For many people, success goes hand in hand with delayed gratification. One will be successful somewhere down the road: finishing school, landing the dream job, buying the house, traveling to that exotic destination, paying off all the debt, and so on. And these are certainly successes worth celebrating.
According to the Oxford Languages Dictionary, success is one of (or all of) 3 things:
- The accomplishment of an aim or purpose
- The attainment of fame, wealth or social status
- A person or thing that achieves desired aims or attains fame, wealth, etc.
These are pretty well the standard definitions and the ones that we tend to live by when it comes to moving ahead and setting goals.
I’m not here to argue that these are bad things or wrong. But they aren’t the whole picture either.
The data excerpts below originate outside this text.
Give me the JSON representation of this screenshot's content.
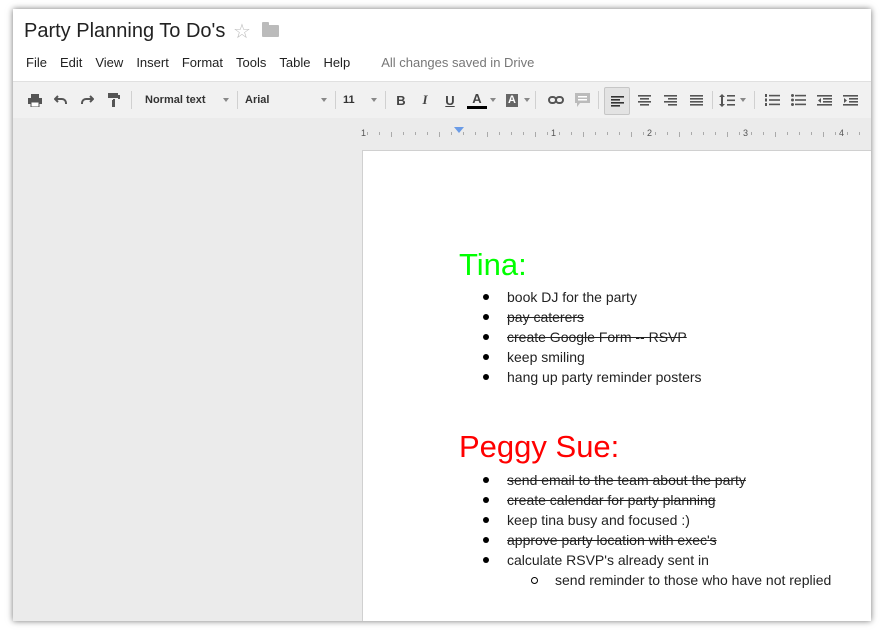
{
  "doc": {
    "title": "Party Planning To Do's",
    "save_status": "All changes saved in Drive"
  },
  "menu": [
    "File",
    "Edit",
    "View",
    "Insert",
    "Format",
    "Tools",
    "Table",
    "Help"
  ],
  "toolbar": {
    "style_label": "Normal text",
    "font_label": "Arial",
    "size_label": "11",
    "bold": "B",
    "italic": "I",
    "underline": "U",
    "text_color": "A",
    "highlight": "A"
  },
  "ruler": {
    "labels": [
      "1",
      "1",
      "2",
      "3",
      "4"
    ]
  },
  "colors": {
    "tina": "#00ff00",
    "peggy": "#ff0000"
  },
  "sections": [
    {
      "heading": "Tina:",
      "items": [
        {
          "text": "book DJ for the party",
          "done": false
        },
        {
          "text": "pay caterers",
          "done": true
        },
        {
          "text": "create Google Form -- RSVP",
          "done": true
        },
        {
          "text": "keep smiling",
          "done": false
        },
        {
          "text": "hang up party reminder posters",
          "done": false
        }
      ]
    },
    {
      "heading": "Peggy Sue:",
      "items": [
        {
          "text": "send email to the team about the party",
          "done": true
        },
        {
          "text": "create calendar for party planning",
          "done": true
        },
        {
          "text": "keep tina busy and focused :)",
          "done": false
        },
        {
          "text": "approve party location with exec's",
          "done": true
        },
        {
          "text": "calculate RSVP's already sent in",
          "done": false
        }
      ],
      "subitems": [
        {
          "text": "send reminder to those who have not replied",
          "done": false
        }
      ]
    }
  ]
}
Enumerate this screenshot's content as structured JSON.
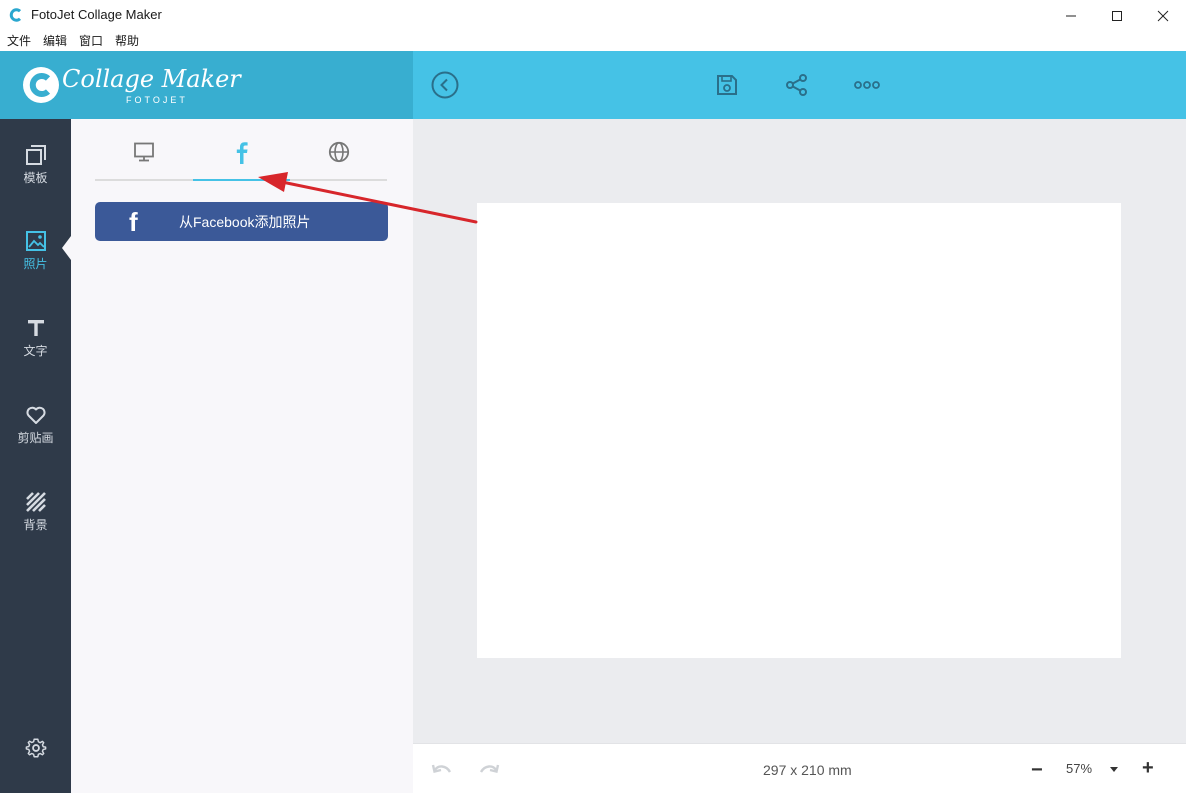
{
  "window": {
    "title": "FotoJet Collage Maker",
    "controls": [
      "minimize-icon",
      "maximize-icon",
      "close-icon"
    ]
  },
  "menu": {
    "items": [
      "文件",
      "编辑",
      "窗口",
      "帮助"
    ]
  },
  "header": {
    "logo_text": "Collage Maker",
    "logo_sub": "FOTOJET",
    "toolbar_icons": [
      "back-icon",
      "save-icon",
      "share-icon",
      "more-icon"
    ]
  },
  "sidebar": {
    "items": [
      {
        "label": "模板",
        "icon": "template-icon"
      },
      {
        "label": "照片",
        "icon": "photo-icon",
        "active": true
      },
      {
        "label": "文字",
        "icon": "text-icon"
      },
      {
        "label": "剪贴画",
        "icon": "heart-icon"
      },
      {
        "label": "背景",
        "icon": "background-icon"
      }
    ],
    "settings_icon": "gear-icon"
  },
  "panel": {
    "tabs": [
      {
        "icon": "computer-icon"
      },
      {
        "icon": "facebook-icon",
        "active": true
      },
      {
        "icon": "globe-icon"
      }
    ],
    "facebook_button": {
      "icon_glyph": "f",
      "label": "从Facebook添加照片"
    }
  },
  "bottom": {
    "canvas_size": "297 x 210 mm",
    "zoom": "57%",
    "zoom_minus": "−",
    "zoom_plus": "+"
  },
  "colors": {
    "header_dark": "#38aed0",
    "header_light": "#45c2e6",
    "sidebar": "#2f3a49",
    "panel": "#f8f7fa",
    "canvas_bg": "#ebecef",
    "facebook": "#3b5998",
    "annotation_arrow": "#d7262b"
  }
}
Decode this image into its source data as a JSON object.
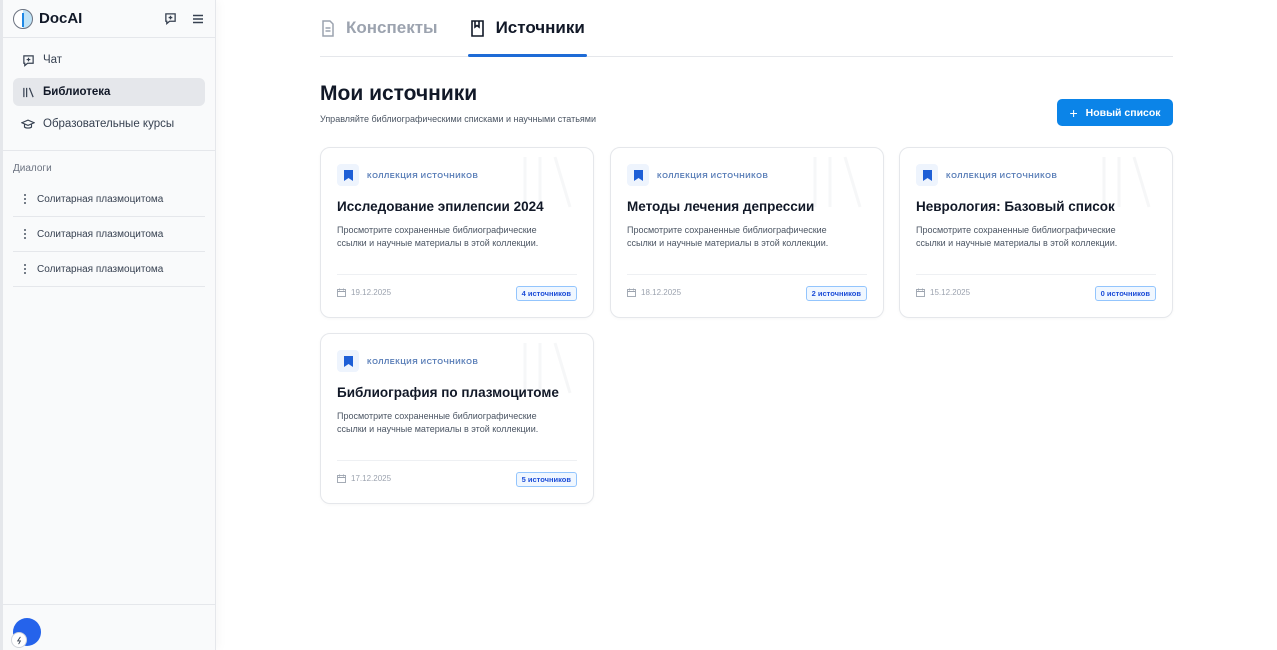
{
  "sidebar": {
    "brand": "DocAI",
    "nav": [
      {
        "label": "Чат",
        "icon": "new-chat-icon"
      },
      {
        "label": "Библиотека",
        "icon": "library-icon",
        "active": true
      },
      {
        "label": "Образовательные курсы",
        "icon": "graduation-cap-icon"
      }
    ],
    "section_title": "Диалоги",
    "dialogs": [
      {
        "label": "Солитарная плазмоцитома"
      },
      {
        "label": "Солитарная плазмоцитома"
      },
      {
        "label": "Солитарная плазмоцитома"
      }
    ]
  },
  "tabs": [
    {
      "label": "Конспекты",
      "icon": "document-icon",
      "active": false
    },
    {
      "label": "Источники",
      "icon": "book-icon",
      "active": true
    }
  ],
  "page": {
    "title": "Мои источники",
    "subtitle": "Управляйте библиографическими списками и научными статьями",
    "new_button": "Новый список"
  },
  "cards": [
    {
      "tag": "КОЛЛЕКЦИЯ ИСТОЧНИКОВ",
      "title": "Исследование эпилепсии 2024",
      "description": "Просмотрите сохраненные библиографические ссылки и научные материалы в этой коллекции.",
      "date": "19.12.2025",
      "badge": "4 источников"
    },
    {
      "tag": "КОЛЛЕКЦИЯ ИСТОЧНИКОВ",
      "title": "Методы лечения депрессии",
      "description": "Просмотрите сохраненные библиографические ссылки и научные материалы в этой коллекции.",
      "date": "18.12.2025",
      "badge": "2 источников"
    },
    {
      "tag": "КОЛЛЕКЦИЯ ИСТОЧНИКОВ",
      "title": "Неврология: Базовый список",
      "description": "Просмотрите сохраненные библиографические ссылки и научные материалы в этой коллекции.",
      "date": "15.12.2025",
      "badge": "0 источников"
    },
    {
      "tag": "КОЛЛЕКЦИЯ ИСТОЧНИКОВ",
      "title": "Библиография по плазмоцитоме",
      "description": "Просмотрите сохраненные библиографические ссылки и научные материалы в этой коллекции.",
      "date": "17.12.2025",
      "badge": "5 источников"
    }
  ],
  "colors": {
    "accent": "#0b84e8",
    "tab_underline": "#1e6bd6",
    "badge": "#1d4ed8"
  }
}
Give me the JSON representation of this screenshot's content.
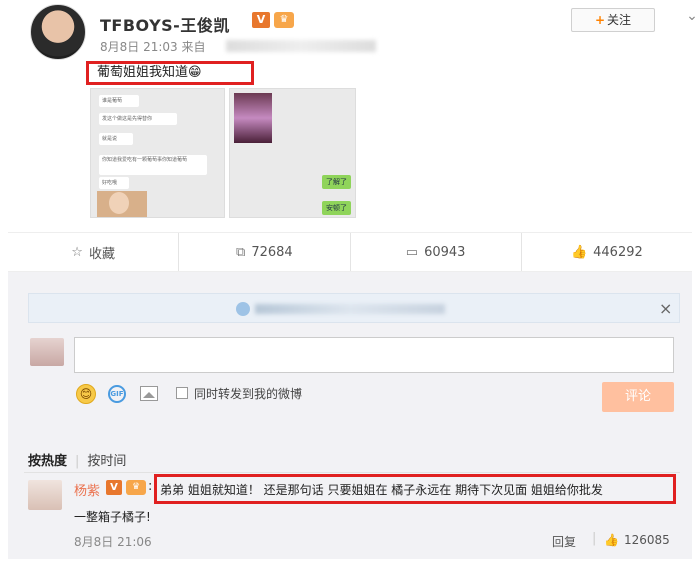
{
  "post": {
    "user_name": "TFBOYS-王俊凯",
    "v_badge": "V",
    "level_badge": "♛",
    "meta": "8月8日 21:03 来自",
    "follow_label": "关注",
    "follow_plus": "+",
    "more_icon": "chevron-down-icon",
    "text": "葡萄姐姐我知道😁"
  },
  "images": {
    "chat1_bubbles": [
      "谁是葡萄",
      "发这个做这是先得替你",
      "就是说",
      "你知道我爱吃有一颗葡萄事你知道葡萄",
      "好吃哦"
    ],
    "chat2_bubbles": [
      "了解了",
      "安顿了"
    ]
  },
  "actions": {
    "favorite": {
      "icon": "star-icon",
      "label": "收藏"
    },
    "repost": {
      "icon": "repost-icon",
      "count": "72684"
    },
    "comment": {
      "icon": "comment-icon",
      "count": "60943"
    },
    "like": {
      "icon": "thumbs-up-icon",
      "count": "446292"
    }
  },
  "comment_box": {
    "notice_close": "×",
    "emoji_icon": "😊",
    "gif_label": "GIF",
    "repost_checkbox_label": "同时转发到我的微博",
    "submit_label": "评论"
  },
  "sort": {
    "hot": "按热度",
    "separator": "|",
    "time": "按时间"
  },
  "comments": [
    {
      "user": "杨紫",
      "v_badge": "V",
      "level_badge": "♛",
      "colon": ":",
      "text_line1": "弟弟 姐姐就知道！ 还是那句话 只要姐姐在 橘子永远在 期待下次见面 姐姐给你批发",
      "text_line2": "一整箱子橘子!",
      "time": "8月8日 21:06",
      "reply_label": "回复",
      "separator": "|",
      "like_count": "126085"
    }
  ],
  "colors": {
    "accent": "#ff8200",
    "highlight_box": "#e02020",
    "comment_username": "#eb7350",
    "submit_button": "#ffc09f"
  }
}
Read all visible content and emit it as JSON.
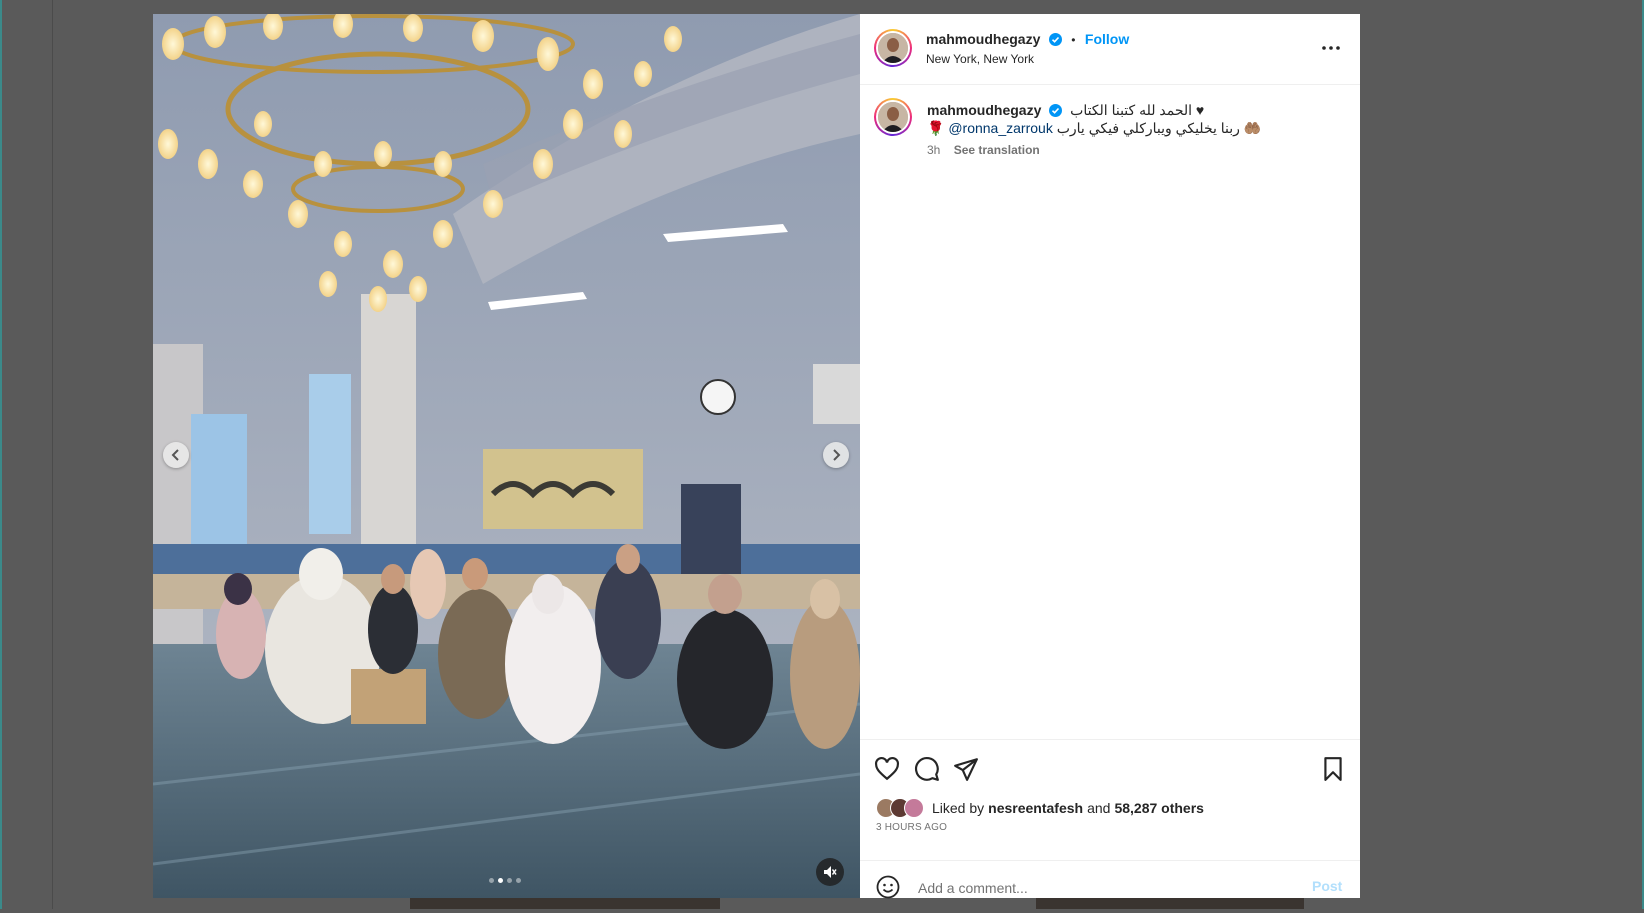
{
  "theme": {
    "accent": "#0095f6",
    "text": "#262626",
    "secondary": "#737373",
    "mention": "#00376b",
    "post_disabled": "#b2dffc"
  },
  "post_header": {
    "username": "mahmoudhegazy",
    "separator": "•",
    "follow_label": "Follow",
    "location": "New York, New York",
    "verified_icon": "verified-badge-icon",
    "more_icon": "more-options-icon"
  },
  "caption": {
    "username": "mahmoudhegazy",
    "line1": "الحمد لله كتبنا الكتاب ♥",
    "line2_before": "ربنا يخليكي ويباركلي فيكي يارب 🤲🏽",
    "mention": "@ronna_zarrouk",
    "line2_after": "🌹",
    "time": "3h",
    "see_translation": "See translation"
  },
  "media": {
    "prev_icon": "chevron-left-icon",
    "next_icon": "chevron-right-icon",
    "mute_icon": "muted-speaker-icon",
    "carousel_count": 4,
    "carousel_active_index": 1
  },
  "actions": {
    "like_icon": "heart-icon",
    "comment_icon": "comment-bubble-icon",
    "share_icon": "paper-plane-icon",
    "save_icon": "bookmark-icon"
  },
  "likes": {
    "prefix": "Liked by",
    "liked_user": "nesreentafesh",
    "conjunction": "and",
    "others": "58,287 others"
  },
  "timestamp": "3 HOURS AGO",
  "comment": {
    "placeholder": "Add a comment...",
    "post_label": "Post",
    "emoji_icon": "smiley-face-icon"
  }
}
The problem with limiting success in these definitions is that it assumes that success is linear and external. You go to school, work hard, get promoted, get the things, retire, you are successful. But this constant looking forward and outward means that you miss a lot of success right here and now. It also leads many people to constantly feel like they aren’t measuring up: I should have gotten that promotion by now. I should be making a lot of money by now, etc.
Karen Mangia, author of Working From Home, instead believes that we need to define success as something that has no timeline and is on our own terms in this moment and in this place. How are you a success right now? Maybe it is that you are about to accept your diploma or maybe it’s that you got out of bed. Maybe you chose to drink water instead of pop at lunchtime. Are these not successes?
I think it would be easy to say that getting your doctorate is not on the same level as choosing to drink water and you’re right – getting a doctorate is arguably a lot harder (and more expensive). But we aren’t comparing success stories here. We are instead inviting more success in our lives by broadening our definition from the external and distant to the internal and immediate. Who doesn’t want to have more success, both the large and the small?
This is just a small piece as we go into summer, but something to think about: what success can you celebrate today and how does that help you feel more successful and build more success moving forward?